What I want to share about this blog is how we worked with a leadership team at a school to create the hedgehog concept and began the process of uncovering their collective meaning, vision and actions to deliver on that vision.

A Hedgehog concept is idea that Jim Collins shares about in his book “Good to Great”. The idea comes from the story that the hedgehog succeeds because is only good at one thing – it rolls itself up into a ball with its spines outwards and it is protected against any dangers (such as foxes who have to come up with many strategies to succeed but rarely ever do). What Jim Collins found is that the most consistently successful organisations follow this concept as well. They adhere fanatically to their vision (Hedgehog Concept) and ignore taking on anything not consistent with it. This gives them an ability to remain focussed and able to develop consistent structures, approaches and culture.

There are three elements to the hedgehog concept:

  • What can you be the best in the world at?

•      Understand what you can and cannot be the best at

•      Let your abilities, not egos, determine what you attempt

  • What drives your economic engine?

•      What has the greatest impact on your economics (reputation for a school)?

  • What are you deeply passionate about?

•      Great organisations focus on those activities that ignite their passion

You can see in the diagram below the result of doing this work with a school.

Some of the discussion that raged as the leadership team created the 3 elements was fascinating

  • In distinguishing what they were deeply passionate about the team really cottoned on that this was not just a statement for students or learning but their bigger vision for all people.
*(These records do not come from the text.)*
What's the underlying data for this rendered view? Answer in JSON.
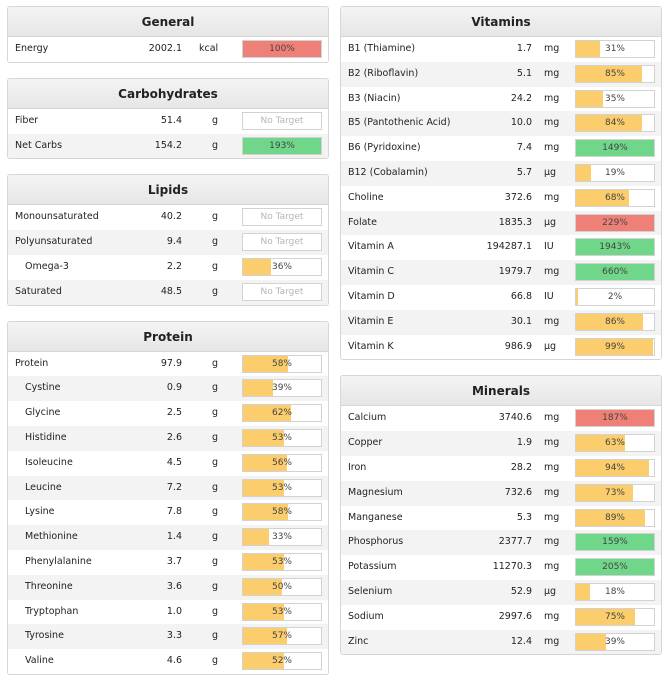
{
  "colors": {
    "yellow": "#fbcd6c",
    "green": "#6fd68a",
    "red": "#ef8078"
  },
  "general": {
    "title": "General",
    "rows": [
      {
        "name": "Energy",
        "amount": "2002.1",
        "unit": "kcal",
        "label": "100%",
        "fill": 1.0,
        "color": "red"
      }
    ]
  },
  "carbohydrates": {
    "title": "Carbohydrates",
    "rows": [
      {
        "name": "Fiber",
        "amount": "51.4",
        "unit": "g",
        "label": "No Target",
        "fill": 0,
        "color": "none"
      },
      {
        "name": "Net Carbs",
        "amount": "154.2",
        "unit": "g",
        "label": "193%",
        "fill": 1.0,
        "color": "green"
      }
    ]
  },
  "lipids": {
    "title": "Lipids",
    "rows": [
      {
        "name": "Monounsaturated",
        "amount": "40.2",
        "unit": "g",
        "label": "No Target",
        "fill": 0,
        "color": "none"
      },
      {
        "name": "Polyunsaturated",
        "amount": "9.4",
        "unit": "g",
        "label": "No Target",
        "fill": 0,
        "color": "none"
      },
      {
        "name": "Omega-3",
        "amount": "2.2",
        "unit": "g",
        "label": "36%",
        "fill": 0.36,
        "color": "yellow",
        "indent": true
      },
      {
        "name": "Saturated",
        "amount": "48.5",
        "unit": "g",
        "label": "No Target",
        "fill": 0,
        "color": "none"
      }
    ]
  },
  "protein": {
    "title": "Protein",
    "rows": [
      {
        "name": "Protein",
        "amount": "97.9",
        "unit": "g",
        "label": "58%",
        "fill": 0.58,
        "color": "yellow"
      },
      {
        "name": "Cystine",
        "amount": "0.9",
        "unit": "g",
        "label": "39%",
        "fill": 0.39,
        "color": "yellow",
        "indent": true
      },
      {
        "name": "Glycine",
        "amount": "2.5",
        "unit": "g",
        "label": "62%",
        "fill": 0.62,
        "color": "yellow",
        "indent": true
      },
      {
        "name": "Histidine",
        "amount": "2.6",
        "unit": "g",
        "label": "53%",
        "fill": 0.53,
        "color": "yellow",
        "indent": true
      },
      {
        "name": "Isoleucine",
        "amount": "4.5",
        "unit": "g",
        "label": "56%",
        "fill": 0.56,
        "color": "yellow",
        "indent": true
      },
      {
        "name": "Leucine",
        "amount": "7.2",
        "unit": "g",
        "label": "53%",
        "fill": 0.53,
        "color": "yellow",
        "indent": true
      },
      {
        "name": "Lysine",
        "amount": "7.8",
        "unit": "g",
        "label": "58%",
        "fill": 0.58,
        "color": "yellow",
        "indent": true
      },
      {
        "name": "Methionine",
        "amount": "1.4",
        "unit": "g",
        "label": "33%",
        "fill": 0.33,
        "color": "yellow",
        "indent": true
      },
      {
        "name": "Phenylalanine",
        "amount": "3.7",
        "unit": "g",
        "label": "53%",
        "fill": 0.53,
        "color": "yellow",
        "indent": true
      },
      {
        "name": "Threonine",
        "amount": "3.6",
        "unit": "g",
        "label": "50%",
        "fill": 0.5,
        "color": "yellow",
        "indent": true
      },
      {
        "name": "Tryptophan",
        "amount": "1.0",
        "unit": "g",
        "label": "53%",
        "fill": 0.53,
        "color": "yellow",
        "indent": true
      },
      {
        "name": "Tyrosine",
        "amount": "3.3",
        "unit": "g",
        "label": "57%",
        "fill": 0.57,
        "color": "yellow",
        "indent": true
      },
      {
        "name": "Valine",
        "amount": "4.6",
        "unit": "g",
        "label": "52%",
        "fill": 0.52,
        "color": "yellow",
        "indent": true
      }
    ]
  },
  "vitamins": {
    "title": "Vitamins",
    "rows": [
      {
        "name": "B1 (Thiamine)",
        "amount": "1.7",
        "unit": "mg",
        "label": "31%",
        "fill": 0.31,
        "color": "yellow"
      },
      {
        "name": "B2 (Riboflavin)",
        "amount": "5.1",
        "unit": "mg",
        "label": "85%",
        "fill": 0.85,
        "color": "yellow"
      },
      {
        "name": "B3 (Niacin)",
        "amount": "24.2",
        "unit": "mg",
        "label": "35%",
        "fill": 0.35,
        "color": "yellow"
      },
      {
        "name": "B5 (Pantothenic Acid)",
        "amount": "10.0",
        "unit": "mg",
        "label": "84%",
        "fill": 0.84,
        "color": "yellow"
      },
      {
        "name": "B6 (Pyridoxine)",
        "amount": "7.4",
        "unit": "mg",
        "label": "149%",
        "fill": 1.0,
        "color": "green"
      },
      {
        "name": "B12 (Cobalamin)",
        "amount": "5.7",
        "unit": "µg",
        "label": "19%",
        "fill": 0.19,
        "color": "yellow"
      },
      {
        "name": "Choline",
        "amount": "372.6",
        "unit": "mg",
        "label": "68%",
        "fill": 0.68,
        "color": "yellow"
      },
      {
        "name": "Folate",
        "amount": "1835.3",
        "unit": "µg",
        "label": "229%",
        "fill": 1.0,
        "color": "red"
      },
      {
        "name": "Vitamin A",
        "amount": "194287.1",
        "unit": "IU",
        "label": "1943%",
        "fill": 1.0,
        "color": "green"
      },
      {
        "name": "Vitamin C",
        "amount": "1979.7",
        "unit": "mg",
        "label": "660%",
        "fill": 1.0,
        "color": "green"
      },
      {
        "name": "Vitamin D",
        "amount": "66.8",
        "unit": "IU",
        "label": "2%",
        "fill": 0.02,
        "color": "yellow"
      },
      {
        "name": "Vitamin E",
        "amount": "30.1",
        "unit": "mg",
        "label": "86%",
        "fill": 0.86,
        "color": "yellow"
      },
      {
        "name": "Vitamin K",
        "amount": "986.9",
        "unit": "µg",
        "label": "99%",
        "fill": 0.99,
        "color": "yellow"
      }
    ]
  },
  "minerals": {
    "title": "Minerals",
    "rows": [
      {
        "name": "Calcium",
        "amount": "3740.6",
        "unit": "mg",
        "label": "187%",
        "fill": 1.0,
        "color": "red"
      },
      {
        "name": "Copper",
        "amount": "1.9",
        "unit": "mg",
        "label": "63%",
        "fill": 0.63,
        "color": "yellow"
      },
      {
        "name": "Iron",
        "amount": "28.2",
        "unit": "mg",
        "label": "94%",
        "fill": 0.94,
        "color": "yellow"
      },
      {
        "name": "Magnesium",
        "amount": "732.6",
        "unit": "mg",
        "label": "73%",
        "fill": 0.73,
        "color": "yellow"
      },
      {
        "name": "Manganese",
        "amount": "5.3",
        "unit": "mg",
        "label": "89%",
        "fill": 0.89,
        "color": "yellow"
      },
      {
        "name": "Phosphorus",
        "amount": "2377.7",
        "unit": "mg",
        "label": "159%",
        "fill": 1.0,
        "color": "green"
      },
      {
        "name": "Potassium",
        "amount": "11270.3",
        "unit": "mg",
        "label": "205%",
        "fill": 1.0,
        "color": "green"
      },
      {
        "name": "Selenium",
        "amount": "52.9",
        "unit": "µg",
        "label": "18%",
        "fill": 0.18,
        "color": "yellow"
      },
      {
        "name": "Sodium",
        "amount": "2997.6",
        "unit": "mg",
        "label": "75%",
        "fill": 0.75,
        "color": "yellow"
      },
      {
        "name": "Zinc",
        "amount": "12.4",
        "unit": "mg",
        "label": "39%",
        "fill": 0.39,
        "color": "yellow"
      }
    ]
  }
}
They wanted everyone (teachers, students, parents, etc) involved with the school to be exceptional, inspired and passionate. We toyed with the idea of “the best they can be” but distinguished this was limiting. How do we even know what people’s best is? We toyed with extraordinary but that is a quite oft used word that has lost its meaning for many. This led to exceptional – an exception to the norm.
  • The team wanted to be the best in the world at building learning communities. I confronted the group this week to define what that actually meant. In the first few minutes of discussion it was interesting to note that different people had different conceptions about what that meant or looked like. WE spent most of the session doing the work to be really clear about what that meant. Here is what they created:

Groups of people with a common goal / vision

Working collaboratively (learning from and together)

Removing mediocrity

Developing 21st century social competencies

Inspiring passionate and exceptional people

  • The leadership team had to define some not-negotiable items in the shifting of the school to deliver its vision. These included:

o   Working collaboratively

o   Removing mediocrity

o   Passion and Professionalism

o   High levels of literacy and numeracy

o   Making informed decisions on student learning

o   Developing 21st century social competencies

o   Every child matters

o   All aboard or not on board

In the whole process it became clear that as questions and ideas arose it pointed to that certain structures, systems and thinking had to be embedded in the staff (including having the staff plan for delivering social competencies first and then strategically looking at the content to be covered and discussing how the content be used to develop the competencies).

The homework the leadership team is now working upon is to become clear about what each aspect of the hedgehog concept means and what it looks like. They will also share with another staff member who they consider to be a leader within the staff community. The purpose of this is to start enrolling the staff in a future being created and to ignite feedback and leadership. Finally, against the future and vision they have created, they will outline where they are now in that journey. This will allow us to plan the steps to achieve that future.